Nyel’s eyes were so deep and so dark—blue and black become one rich color—that as I sought for understanding, I felt myself sinking into their depths, cold and clear as blue-black water, engulfing me ... The room, the fire, the daylight fell away behind me. I had no sense of danger, or perhaps it was that every breath of my life was fraught with danger in that hour and this journey was nothing different. If I was to learn, then I had to let Nyel show his hand. This was the path I had chosen ... for good or ill, for death or life, Gaspar had said.
And so I let him take me deeper yet, the icy touch of the dark water on my skin pricking my senses awake ...
... A blast of bitter wind almost tore my fingers from the edge of the cliff. The clouds were on top of me, ragged, ripped with the wind and lightning. If it began to rain, I would be done for. Slowly, my shoulders on fire, I hoisted myself up... one mezzit... two ... A bit more and I could risk moving one hand, reaching for the stump of twisted pine just beyond the rim. My broken legs dangled in useless agony into the chasm... no help there... Every breath was a fiery lance. The howling from below me ... oh, holy gods, they were waiting for my fall . . . don’t look down... don’t listen... The wind blew dirt in my face, wafting the stench from below ... devouring the last of the light... Another gust... tugging at my dead legs. Hurry... Fingernails ripped... a slip . . . the dirt so loose... spatters of rain... A glimpse downward where the howling grew louder . . . triumphant ... The pits ... the abyss ... pain unending... darkness unyielding . . . forever. The dirt began to crumble beneath my hands. The stump of pine shifted farther away. I clawed at the earth. No! Oh, holy mother, please don’t let me fall. I’ll go mad in the darkness ...

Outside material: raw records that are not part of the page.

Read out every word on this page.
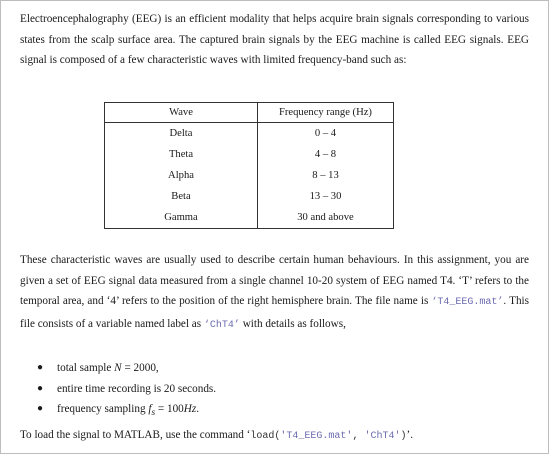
Electroencephalography (EEG) is an efficient modality that helps acquire brain signals corresponding to various states from the scalp surface area. The captured brain signals by the EEG machine is called EEG signals. EEG signal is composed of a few characteristic waves with limited frequency-band such as:

Wave	Frequency range (Hz)
Delta	0 – 4
Theta	4 – 8
Alpha	8 – 13
Beta	13 – 30
Gamma	30 and above

These characteristic waves are usually used to describe certain human behaviours. In this assignment, you are given a set of EEG signal data measured from a single channel 10-20 system of EEG named T4. ‘T’ refers to the temporal area, and ‘4’ refers to the position of the right hemisphere brain. The file name is ‘T4_EEG.mat’. This file consists of a variable named label as ‘ChT4’ with details as follows,

● total sample N = 2000,
● entire time recording is 20 seconds.
● frequency sampling $f_s = 100Hz$.

To load the signal to MATLAB, use the command ‘load('T4_EEG.mat', 'ChT4')’.
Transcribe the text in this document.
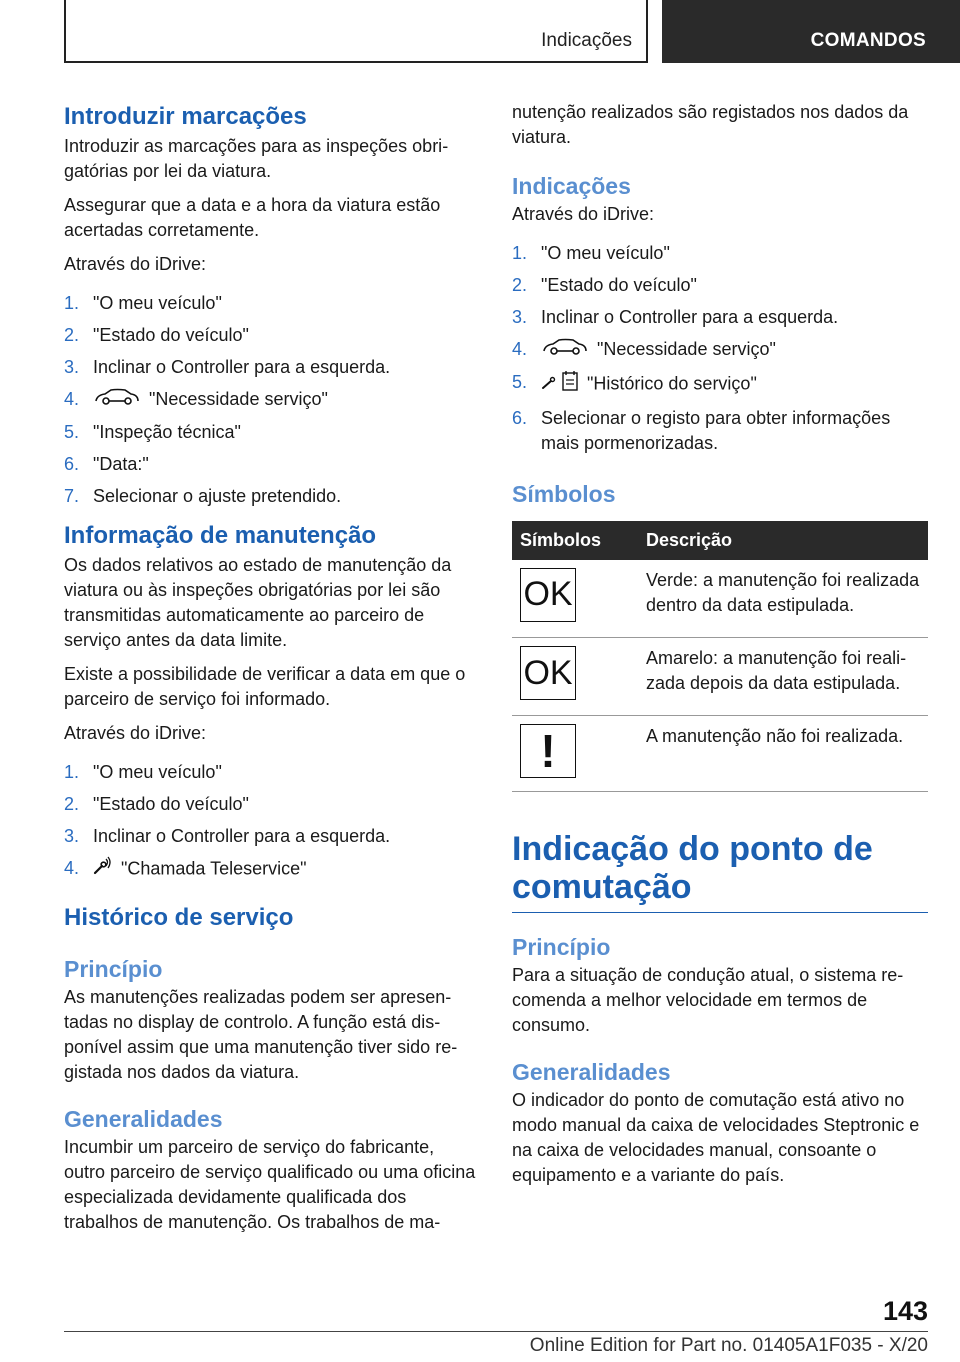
Indicações	COMANDOS
Introduzir marcações

Introduzir as marcações para as inspeções obrigatórias por lei da viatura.

Assegurar que a data e a hora da viatura estão acertadas corretamente.

Através do iDrive:

1. "O meu veículo"
2. "Estado do veículo"
3. Inclinar o Controller para a esquerda.
4.	"Necessidade serviço"
5. "Inspeção técnica"
6. "Data:"
7. Selecionar o ajuste pretendido.
Informação de manutenção

Os dados relativos ao estado de manutenção da viatura ou às inspeções obrigatórias por lei são transmitidas automaticamente ao parceiro de serviço antes da data limite.

Existe a possibilidade de verificar a data em que o parceiro de serviço foi informado.

Através do iDrive:

1. "O meu veículo"
2. "Estado do veículo"
3. Inclinar o Controller para a esquerda.
4. "Chamada Teleservice"
Histórico de serviço
Princípio

As manutenções realizadas podem ser apresentadas no display de controlo. A função está disponível assim que uma manutenção tiver sido registada nos dados da viatura.

Generalidades

Incumbir um parceiro de serviço do fabricante, outro parceiro de serviço qualificado ou uma oficina especializada devidamente qualificada dos trabalhos de manutenção. Os trabalhos de ma-

nutenção realizados são registados nos dados da viatura.

Indicações

Através do iDrive:

1. "O meu veículo"
2. "Estado do veículo"
3. Inclinar o Controller para a esquerda.
4.	"Necessidade serviço"
5.	"Histórico do serviço"
6. Selecionar o registo para obter informações mais pormenorizadas.
Símbolos
Símbolos	Descrição

OK	Verde: a manutenção foi realizada dentro da data estipulada.

OK	Amarelo: a manutenção foi realizada depois da data estipulada.

!	A manutenção não foi realizada.
Indicação do ponto de comutação
Princípio

Para a situação de condução atual, o sistema recomenda a melhor velocidade em termos de consumo.

Generalidades

O indicador do ponto de comutação está ativo no modo manual da caixa de velocidades Steptronic e na caixa de velocidades manual, consoante o equipamento e a variante do país.

143
Online Edition for Part no. 01405A1F035 - X/20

“Go on, lad ... help him. It’s what you wanted to do instead of coming here.” The urgent voice drew me out of the vision. My hands still trembled, the wind still whined, and the howling still had my blood cold, but I could no longer feel the loosening edge of the cliff. “And well you should help, knowing that your own people have caused his torment. They sent him to this place. They caused this war for fear of me and have resisted the truth all these years, making matters worse, sending the poor Gastai back to Kir‘Vagonoth over and over until they went mad from it.”
“What is this place?” I said, my voice shaking with the fear and pain of the desperate man as I watched the wind whip the crooked pine. “What’s happening? What do I do?”
“Summon your power. Become his waking shadow. My jailer has bound me to this fortre
ss, and so I can only observe and speak and counsel. This boy needs no counsel. He needs your hand, your strength, your care. He is on the verge of yielding his soul, and you, of all men, know these pitiful creatures that hunger for him. Do not condemn him to this perverse joining. Use the power you have been given.”
I struggled with confusion, half in, half out of the vision. “This is someone’s dream.”
“A poor prisoner’s dream. One of your own. You can help him, fight for him, take him where he never thought to go. But with caution always. It is so easy to break a mind if you reveal too much of yourself. Exactly as you learned in your training; those you helped never could know that a battle had been fought in their soul.”
One of my own—a Warden in the pits of Kir‘Vagonoth, clinging to his soul, dreaming his last dream of light. If I could help him...
“Set loose your power. To save him you must give all of yourself ... no holding back ... no allowing fear to cripple you as you have done in the past . . .”
With no more idea what I was doing than a youth pursuing his first love, I summoned my melydda ... and unleashed the flood. My power had been building since the moment I stepped through the pillars of Dasiet Homol, and the torrent surged through my body and soul, through limbs and loins and heart, such grandeur, such harmony, such glory at my beck that I cried out with the awe and joy of it. I was newborn in that moment, a being of power who could live in dreams, who could cross the boundaries of worlds with my thoughts, who could shape enchantments so glorious as to burst the heart.